While reading the plaque next to a particularly ugly Roy Lichtenstein sculpture during my six hour stay at the modern art holy of holies, the Tate Modern, I finally learned the difference between Benday dots and bindi dots. Benday dots are the little dots of color used in print, like in the newspaper or comic books. I kind of don’t think they use them anymore, but they’re the little specks of red and yellow that they’d use to make really garish oranges. Bindi dots, however, are the third eye symbols that Hindu women wear on their foreheads.

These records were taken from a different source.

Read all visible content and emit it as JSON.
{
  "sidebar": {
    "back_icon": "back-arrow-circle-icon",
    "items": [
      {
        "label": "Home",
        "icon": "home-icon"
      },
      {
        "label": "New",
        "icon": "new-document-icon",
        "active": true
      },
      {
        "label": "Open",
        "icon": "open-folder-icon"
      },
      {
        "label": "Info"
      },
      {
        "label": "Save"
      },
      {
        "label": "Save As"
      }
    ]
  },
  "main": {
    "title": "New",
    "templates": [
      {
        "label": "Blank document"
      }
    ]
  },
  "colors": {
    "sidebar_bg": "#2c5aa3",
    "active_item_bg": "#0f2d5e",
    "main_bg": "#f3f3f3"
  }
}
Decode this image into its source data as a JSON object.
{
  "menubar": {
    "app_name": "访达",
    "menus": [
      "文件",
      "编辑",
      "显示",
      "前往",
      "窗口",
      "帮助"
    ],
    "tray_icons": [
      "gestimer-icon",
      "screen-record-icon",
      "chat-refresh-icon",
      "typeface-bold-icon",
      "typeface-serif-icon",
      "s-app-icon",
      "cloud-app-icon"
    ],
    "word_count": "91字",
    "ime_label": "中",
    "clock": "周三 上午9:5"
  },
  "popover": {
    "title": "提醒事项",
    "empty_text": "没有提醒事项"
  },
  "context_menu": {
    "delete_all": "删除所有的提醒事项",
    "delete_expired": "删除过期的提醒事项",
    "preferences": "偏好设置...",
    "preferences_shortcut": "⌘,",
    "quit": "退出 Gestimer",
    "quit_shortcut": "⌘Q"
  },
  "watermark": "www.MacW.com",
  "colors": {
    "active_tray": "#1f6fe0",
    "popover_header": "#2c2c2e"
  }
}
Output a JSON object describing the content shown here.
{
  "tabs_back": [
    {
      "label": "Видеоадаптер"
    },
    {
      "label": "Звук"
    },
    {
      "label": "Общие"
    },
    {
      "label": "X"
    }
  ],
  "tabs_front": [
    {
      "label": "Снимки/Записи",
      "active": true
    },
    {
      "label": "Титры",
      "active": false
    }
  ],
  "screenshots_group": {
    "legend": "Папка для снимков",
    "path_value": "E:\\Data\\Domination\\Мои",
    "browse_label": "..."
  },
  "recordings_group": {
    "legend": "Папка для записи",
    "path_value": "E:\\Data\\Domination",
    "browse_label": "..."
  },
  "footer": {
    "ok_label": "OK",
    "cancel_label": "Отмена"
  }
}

And that’s not the only gift the Tate Modern bestowed upon me. I picked up a pocket-sized book detailing the career of David Lynch. Aside from joyously drawing long forgotten friends like Maddy Ferguson, the Lady in the Radiator, and mean Mr. Eddie to the forefront of my mind. I learned that Lynch himself didn’t start into art until his twenties. He did painting, then some moving mechanical sculpture, and then got into animation and film from there. This means that with hard work, dedication, and development of what raw skill I think I might have, I could actually have a chance at this shit. If Jessica can hold Conan O’Brien up as her career template and Debbie Salt can hold up Gale Weathers, then I could use David Lynch for mine. Maybe. Or him and Conan.
It turns out that I probably don’t have jaundice.
Breaking all rules of the strict code of conduct to which I hold myself, I went out last night to a club. I hate clubs. I hate dancing. And I genuinely loathe dancing to shitty club music. Nonetheless, I had a good time without getting all that wasted. Granted, I ingested two substances that the United States government would have forbidden — (one) guarana, which wired me like a Double Shot Extra Tall Super Espresso Hyperspasm, and (two) absinthe, which didn’t make me see green fairies but did make the night a good one. But I actually enjoyed the clubbing experience. I think the company was good. Shannon and Tracy are good dancers, or at least Ben says they are. Personally, I can’t tell. It looks like everybody’s making it up to me. But when we weren’t protecting the girls from the pouncing cocks of sweaty Anglotrash, we had fun. They played “Sweet Home Alabama.” Do the Britons even know what Alabama is?
I’ve got to say goodbye to all these people in one week. I’ll be leaving them for touring the continent with Kristen and company — including Spain, where the BBC says they’ve been having terrorist bombings in touristy areas. But it will be a sad end to my little "Real World"-esque vacation. Of course, that’s not to say that college life up until this point has ever lacked the qualities of the "Real World." Or even the real world, for that matter.